Luna Innovations Incorporated
- Company type: Public
- Traded as: Nasdaq: LUNA Russell Microcap Index component
- Industry: Aerospace, Automotive, Communications, Defense, Energy, Infrastructure, Security, and Silicon Photonics
- Founded: 1991; 35 years ago, in Blacksburg, Virginia
- Headquarters: Roanoke, Virginia, U.S.
- Key people: Scott A. Graeff (president & CEO)
- Products: Fiber Optic Sensing (ODiSI), Fiber Optic Test & Measurement Products (OVA, OBR, Tunable Lasers) and Terahertz Test & Measurement (T-Ray, T-Gauge)
- Website: http://www.lunainc.com

= Luna Innovations =

American technology product developer

Luna Innovations Incorporated is an American developer and manufacturer of fiber-optics- and terahertz-based technology products for the aerospace, automotive, communications, defense, energy, infrastructure, security, and silicon photonics industries. It is headquartered in Roanoke, Virginia. Luna's products are used to test, measure, analyze, monitor, protect and improve products and processes to enhance the safety, security, and connectivity of people.

Luna Innovations holds more than 450 U.S. and international patents in fiber optics and specializes in products for fiber-optic testing of components, modules and networks, as well as integrated optics and distributed fiber-optic sensor solutions. Their fiber-optic test and measurement devices include optical analyzers, reflectometers, tunable lasers, optical switches and customized systems for strain, temperature, shape and position sensing.

Luna Labs works with government agencies on technology development in these four core areas: sensors and systems (fiber optics and ultrasonics); health sciences; and advanced materials including corrosion inhibitors, self-cleaning and self-healing coatings, impact indicators, flame retardant additives and nanomaterials; and secure computing using hardware-based anti-tamper technologies.

Luna Innovations was founded by Kent Murphy, an electrical engineering professor at Virginia Tech and was originally headquartered in Blacksburg, Virginia, and still has a manufacturing facility there.

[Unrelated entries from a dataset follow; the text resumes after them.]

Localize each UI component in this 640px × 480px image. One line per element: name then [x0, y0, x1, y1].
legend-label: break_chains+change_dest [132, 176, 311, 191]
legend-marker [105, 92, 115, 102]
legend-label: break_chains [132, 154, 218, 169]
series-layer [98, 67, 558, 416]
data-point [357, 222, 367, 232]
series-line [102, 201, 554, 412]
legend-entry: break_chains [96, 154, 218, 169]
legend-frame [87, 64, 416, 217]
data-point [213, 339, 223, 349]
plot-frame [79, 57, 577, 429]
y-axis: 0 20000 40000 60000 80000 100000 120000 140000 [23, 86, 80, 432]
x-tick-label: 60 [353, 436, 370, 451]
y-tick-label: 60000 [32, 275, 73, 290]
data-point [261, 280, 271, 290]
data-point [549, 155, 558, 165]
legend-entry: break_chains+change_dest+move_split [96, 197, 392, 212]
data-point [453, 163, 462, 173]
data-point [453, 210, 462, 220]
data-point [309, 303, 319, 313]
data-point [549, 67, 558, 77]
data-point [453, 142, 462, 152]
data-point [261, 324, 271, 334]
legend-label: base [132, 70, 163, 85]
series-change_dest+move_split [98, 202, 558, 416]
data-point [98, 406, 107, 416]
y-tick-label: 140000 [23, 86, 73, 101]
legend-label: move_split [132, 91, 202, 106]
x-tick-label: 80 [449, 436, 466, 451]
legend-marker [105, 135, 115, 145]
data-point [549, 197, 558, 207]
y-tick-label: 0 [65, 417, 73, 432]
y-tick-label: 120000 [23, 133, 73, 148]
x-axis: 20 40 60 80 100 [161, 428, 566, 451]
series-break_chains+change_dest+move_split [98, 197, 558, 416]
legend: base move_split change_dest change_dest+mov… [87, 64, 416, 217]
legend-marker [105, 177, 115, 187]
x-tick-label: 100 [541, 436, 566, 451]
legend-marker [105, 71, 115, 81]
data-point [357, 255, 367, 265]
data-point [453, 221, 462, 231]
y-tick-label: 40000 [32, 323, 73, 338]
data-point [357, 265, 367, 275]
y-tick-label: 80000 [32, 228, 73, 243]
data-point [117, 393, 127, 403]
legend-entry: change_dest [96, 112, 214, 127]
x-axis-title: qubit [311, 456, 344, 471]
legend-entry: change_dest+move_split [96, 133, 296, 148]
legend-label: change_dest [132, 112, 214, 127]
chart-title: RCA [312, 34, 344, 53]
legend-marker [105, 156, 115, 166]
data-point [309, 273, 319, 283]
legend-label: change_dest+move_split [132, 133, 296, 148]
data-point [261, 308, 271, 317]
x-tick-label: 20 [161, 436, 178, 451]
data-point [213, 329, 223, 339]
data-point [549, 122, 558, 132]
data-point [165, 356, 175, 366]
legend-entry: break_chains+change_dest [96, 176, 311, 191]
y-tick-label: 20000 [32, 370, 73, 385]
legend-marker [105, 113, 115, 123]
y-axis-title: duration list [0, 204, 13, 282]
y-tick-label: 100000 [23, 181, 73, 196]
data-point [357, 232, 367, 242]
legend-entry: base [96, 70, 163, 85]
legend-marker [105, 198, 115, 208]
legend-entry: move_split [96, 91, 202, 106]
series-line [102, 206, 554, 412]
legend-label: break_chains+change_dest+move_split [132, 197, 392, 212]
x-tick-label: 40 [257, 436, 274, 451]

It moved its headquarters to Roanoke in September 2006. It has locations across Virginia: Blacksburg, Roanoke, and Charlottesville, as well as locations in Ann Arbor, Michigan; Atlanta, Georgia; and Santa Clara and Chino, California. In December 2020, Luna Innovations also acquired OptaSense, which had 8 locations across Europe, North America and the Middle East.

Luna Innovations had an initial public offering in June 2006 with the NASDAQ trading symbol LUNA.

== Acquisitions ==
Two companies developed from Luna Innovations have been sold to other companies. Luna Energy, which developed pipeline monitoring sensors for the oil and gas industry, was acquired by oilfield services firm Baker Hughes. Baker Hughes helped build Luna Energy in 2002 with a 40% stake in the organization. In December of 2004, Baker Hughes purchased the remaining 60%. Luna i-Monitoring, which developed a suite of integrated wireless sensors for remote monitoring for the oil and gas industry, was acquired by IHS Energy.

Luna has acquired companies with adjacent and complementary technologies, including Micron Optics, General Photonics, OptaSense, and LIOS.